Along with Temple and Wisconsin, the Dunbar captain is being recruited by Clemson, George Mason, George Washington, Maryland, North Carolina State, Providence, Rhode Island and Towson State.

"His options are apparently becoming a little broader," Smith said. "By not signing during the fall because of his football commitments, his stock has risen."

In Dunbar's run to the state Class 2A championship last season, Elliott played a major role, averaging 9.7 points and 10.6 rebounds. This season, Elliott is averaging 10.7 points, 11.2 rebounds and 5.7 assists for USA Today's No. 17 team.

"I'm kind of surprised," Elliott said. "I really didn't get a chance to go to camp [Five-Star] until my junior season, and that's when I got a chance to be seen."

"He possesses unique skills," Smith said. "At the beginning of the season, we had him at the three [small forward] because of his ability to handle the ball, make good passing decisions and his perimeter shot.

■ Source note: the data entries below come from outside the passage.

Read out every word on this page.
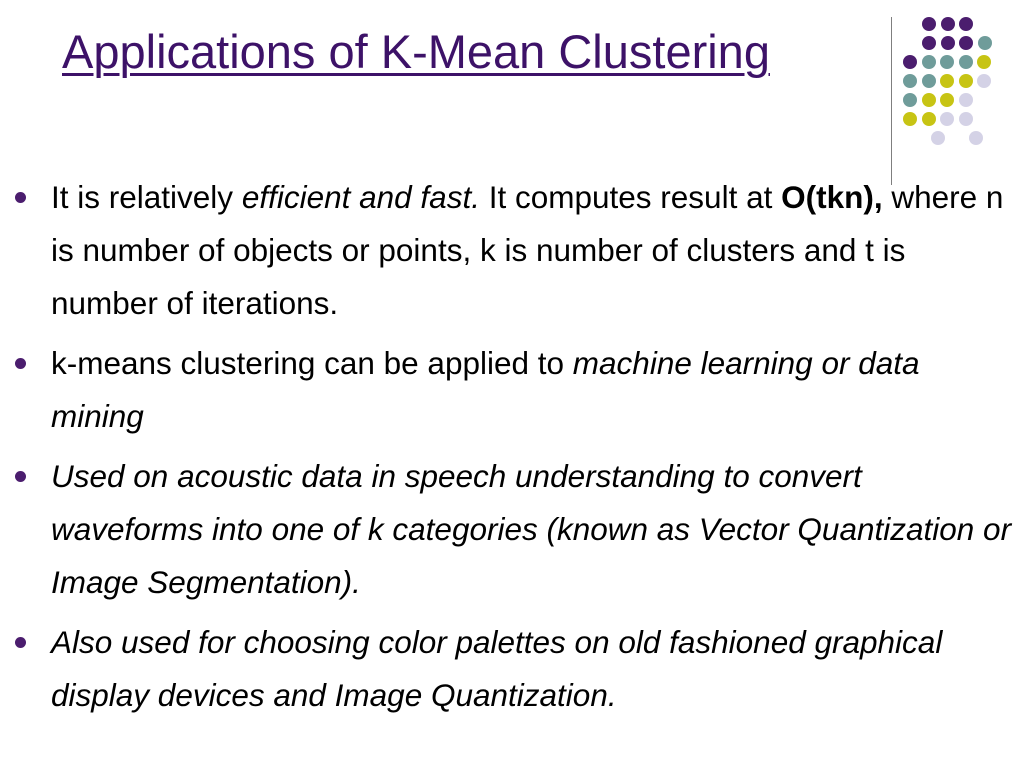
Applications of K-Mean Clustering
It is relatively efficient and fast. It computes result at O(tkn), where n is number of objects or points, k is number of clusters and t is number of iterations.
k-means clustering can be applied to machine learning or data mining
Used on acoustic data in speech understanding to convert waveforms into one of k categories (known as Vector Quantization or Image Segmentation).
Also used for choosing color palettes on old fashioned graphical display devices and Image Quantization.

But he's more valuable to us inside, especially on the offensive glass."

Elliott, who weighs 205 pounds, had one of his best games against Southern-Baltimore in a 72-71 loss on Dec. 10 at Coppin State, getting 17 points and 11 rebounds.

At the Charm City Classic two weekends ago, Elliott scored 19 points and had 35 rebounds in two games, earning all-Southeast bracket honors. Against Rice of New York, then ranked No. 1 in the country, Elliott broke a Charm City Classic record with 22 rebounds.

All season, he has been consistent on the stat sheet and as a leader.

He was the starting quarterback for the football team, which went 9-3 and reached the state 2A semifinals before losing to runner-up Southern-Anne Arundel, 43-24. Elliott passed for more than 1,350 yards and nine touchdowns for Dunbar, which finished ranked No. 5 in the area.

The football game was played on a Friday night. The first day of basketball practice was the next morning. When Smith arrived for practice, Elliott was the first one there. That left an early impression on Smith.

"He was just ready to get started right away," Smith said. "The guys look to him for his leadership, vocally, as well as his playing ability. In close ballgames, he's the person who has called the huddle, similar to a quarterback in a huddle. He brings that quarterback mentality to the court."

Football was Elliott's first love growing up in East Baltimore. When he was 7, his friends jokingly called him "Noodles," and the nickname stuck. The tough and physical play of football helped him develop leadership qualities.

But as he started to grow, basketball also became a favorite of his. Once he reached Dunbar and the mystique of its basketball program, it won his complete attention. Now, he has the attention of some of the nation's premier programs.

"It feels good to be wanted," said Elliott, who has exceeded the Scholastic Assessment Test qualifying score of 700 for freshman eligibility. "Hopefully, I can get a four-year scholarship, get a degree and play basketball."